We often see non-conformities (NC’s) around GFCP employee training and education. The most common non-conformance in this area is failure to provide evidence of temporary and/or full time employee training around gluten control.
We recognize that employee Training is a big challenge in many facilities, especially where temporary employees are utilized and turn-over is high. However, it is important to remember employees are your greatest resource. Knowledgeable employees are more likely to follow GMPs, and will make educated decisions, reducing the company’s overall risk.
Corrective actions to NC’s around GFCP employee training may include the development of an information sheet that must be reviewed and signed by temporary employees prior to their first day of work. The record might be e-mailed to the facility by the Temporary Employment Agency, or the employee could bring the hard copy with them on their first day. A training matrix is a very useful tool for tracking employees, training modules that have been covered, and training dates. This allows employees that are absent during training sessions to be easily tracked and training scheduled upon their return.
Non-conformities around gluten containing ingredient storage are also prevalent. Common examples include the absence of gluten or allergen labels on gluten containing ingredients, and the storage of gluten containing ingredients with non-gluten containing ingredients.
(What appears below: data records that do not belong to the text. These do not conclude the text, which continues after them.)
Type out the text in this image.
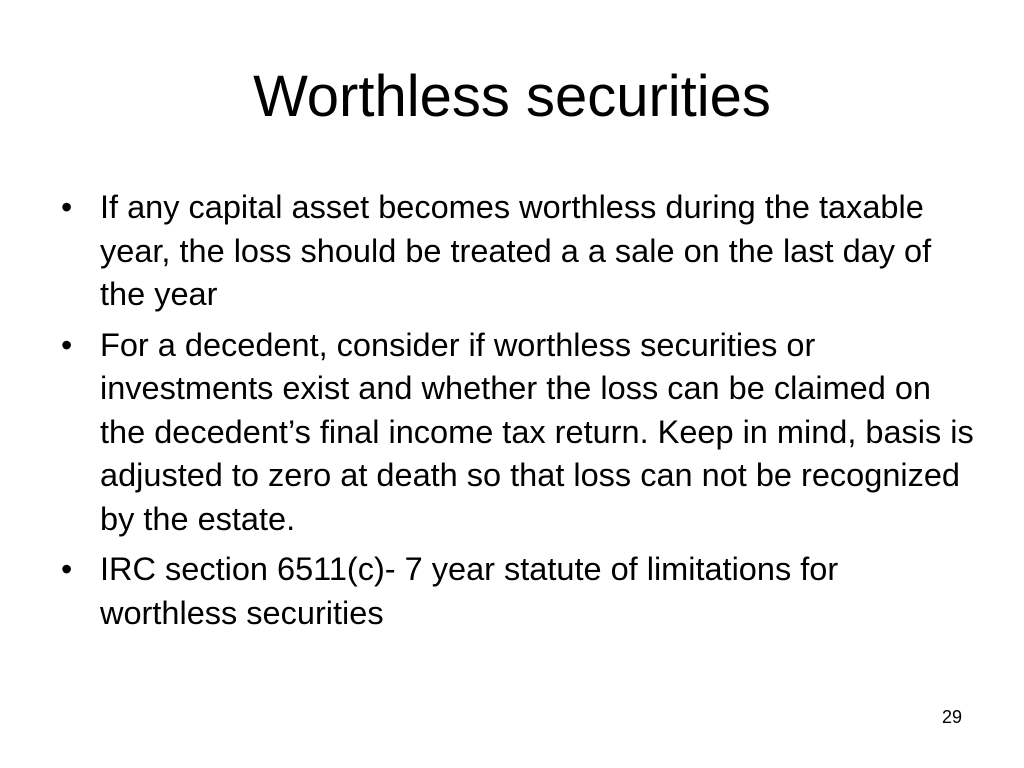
Worthless securities
• If any capital asset becomes worthless during the taxable year, the loss should be treated a a sale on the last day of the year
• For a decedent, consider if worthless securities or investments exist and whether the loss can be claimed on the decedent’s final income tax return. Keep in mind, basis is adjusted to zero at death so that loss can not be recognized by the estate.
• IRC section 6511(c)- 7 year statute of limitations for worthless securities
29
The best way to ensure appropriate ingredient storage is to make it as easy as possible for employees to identify gluten and non-gluten containing products.
Corrective actions might include labelling designated shelves with stickers which indicate the allergens that are permitted to be there. Colour coded allergen stickers can be very useful as they provide a visual tool for employees to quickly assess the appropriate storage location for ingredients. Labelling ingredients immediately upon receipt will aide in the identification of gluten and non-gluten containing ingredients from arrival right through to point of use.
Regardless of the non-conformity, well thought out and thorough corrective actions are the key to preventing reoccurrence and reducing risk.